= Takeyoshi Kawashima =

Japanese jurist and legal sociologist

Takeyoshi Kawashima (川島 武宜, Kawashima Takeyoshi) was a Japanese jurist. He was a prominent representative of post-war liberalism in Japan and the country's leading legal sociologist.

Serving as Sakae Wagatsuma's assistant after 1932, Kawashima was appointed professor of civil law at the University of Tokyo in 1934. In his writings, he sought to develop a system of modern, Western, capitalist society based on the principle of the exchange of goods, which he contrasted to Japanese society with its remaining pre-modern and feudalist elements.

His criticism of Japanese domestic ideology in The familial structure of Japanese society (日本社會の家族的構成) (1954) was a popular success. As a collaborator on the post-war reform of Japanese family law, Kawashima was unable to realize his ambitious ideas, but served as a counterweight to conservatives including Eiichi Makino.

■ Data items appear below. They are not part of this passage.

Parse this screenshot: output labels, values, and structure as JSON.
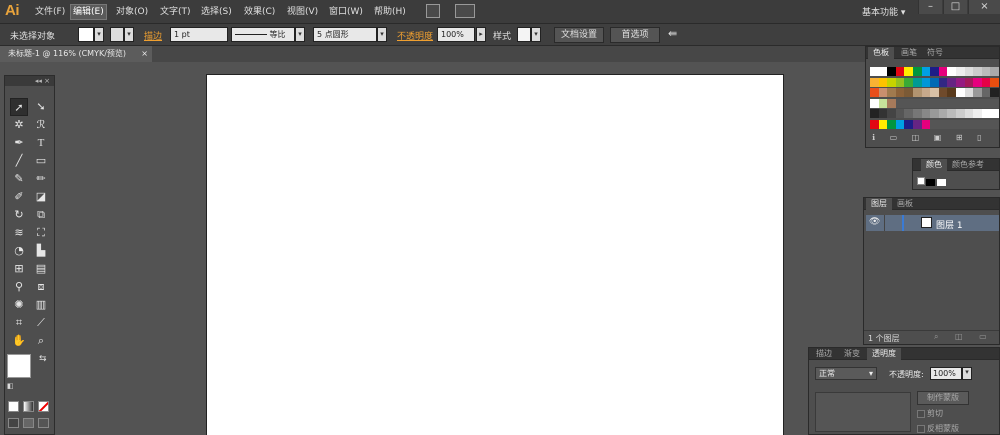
{
  "app": {
    "logo": "Ai"
  },
  "menu": [
    "文件(F)",
    "编辑(E)",
    "对象(O)",
    "文字(T)",
    "选择(S)",
    "效果(C)",
    "视图(V)",
    "窗口(W)",
    "帮助(H)"
  ],
  "workspace": {
    "label": "基本功能 ▾"
  },
  "window_buttons": {
    "minimize": "–",
    "maximize": "□",
    "close": "×"
  },
  "control_bar": {
    "selection_label": "未选择对象",
    "stroke_label": "描边",
    "stroke_weight": "1 pt",
    "uniform_label": "等比",
    "brush_label": "5 点圆形",
    "opacity_label": "不透明度",
    "opacity_value": "100%",
    "style_label": "样式",
    "doc_setup_button": "文档设置",
    "prefs_button": "首选项"
  },
  "document_tab": {
    "title": "未标题-1 @ 116% (CMYK/预览)",
    "close": "×"
  },
  "swatches_panel": {
    "tabs": [
      "色板",
      "画笔",
      "符号"
    ]
  },
  "color_panel": {
    "tabs": [
      "颜色",
      "颜色参考"
    ]
  },
  "layers_panel": {
    "tabs": [
      "图层",
      "画板"
    ],
    "layer_name": "图层 1",
    "footer": "1 个图层"
  },
  "transparency_panel": {
    "tabs": [
      "描边",
      "渐变",
      "透明度"
    ],
    "blend_mode": "正常",
    "opacity_label": "不透明度:",
    "opacity_value": "100%",
    "mask_button": "制作蒙版",
    "clip_label": "剪切",
    "invert_label": "反相蒙版"
  },
  "colors": {
    "accent_orange": "#e8a33b",
    "artboard": "#ffffff",
    "panel_bg": "#4e4e4e",
    "app_bg": "#535353"
  }
}
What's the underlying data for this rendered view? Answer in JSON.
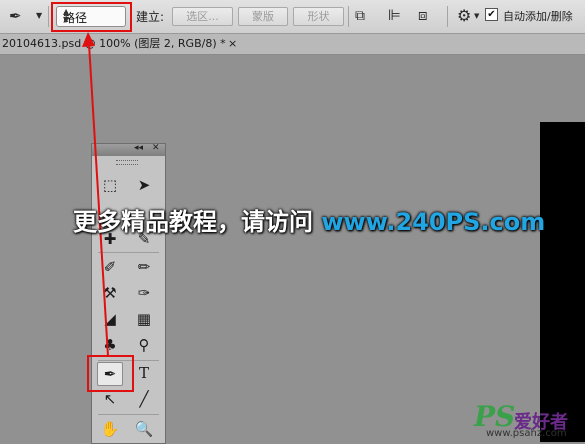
{
  "options_bar": {
    "pen_tool_icon": "pen-icon",
    "tool_mode_value": "路径",
    "make_label": "建立:",
    "selection_button": "选区...",
    "mask_button": "蒙版",
    "shape_button": "形状",
    "auto_add_delete_checked": true,
    "auto_add_delete_label": "自动添加/删除"
  },
  "document_tab": {
    "title": "20104613.psd @ 100% (图层 2, RGB/8) *",
    "close": "×"
  },
  "toolbox": {
    "header_collapse": "◂◂",
    "header_close": "✕",
    "selected_tool": "pen-tool"
  },
  "overlay": {
    "text": "更多精品教程，请访问 ",
    "url": "www.240PS.com"
  },
  "watermark": {
    "ps": "PS",
    "cn": "爱好者",
    "site": "www.psahz.com"
  },
  "colors": {
    "highlight": "#e01010",
    "canvas": "#919191",
    "url": "#21a6e3"
  }
}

In his 1963 article "Dispute Resolution in Contemporary Japan", he argued that although litigation is not a preferred method of dispute resolution anywhere, the Japanese have a particular cultural aversion to litigation. The article has sparked heated debate, generating various perspectives, notably John Haley's "The Myth of the Reluctant Litigant" and Mark Ramseyer's "Reluctant Litigant Revisited".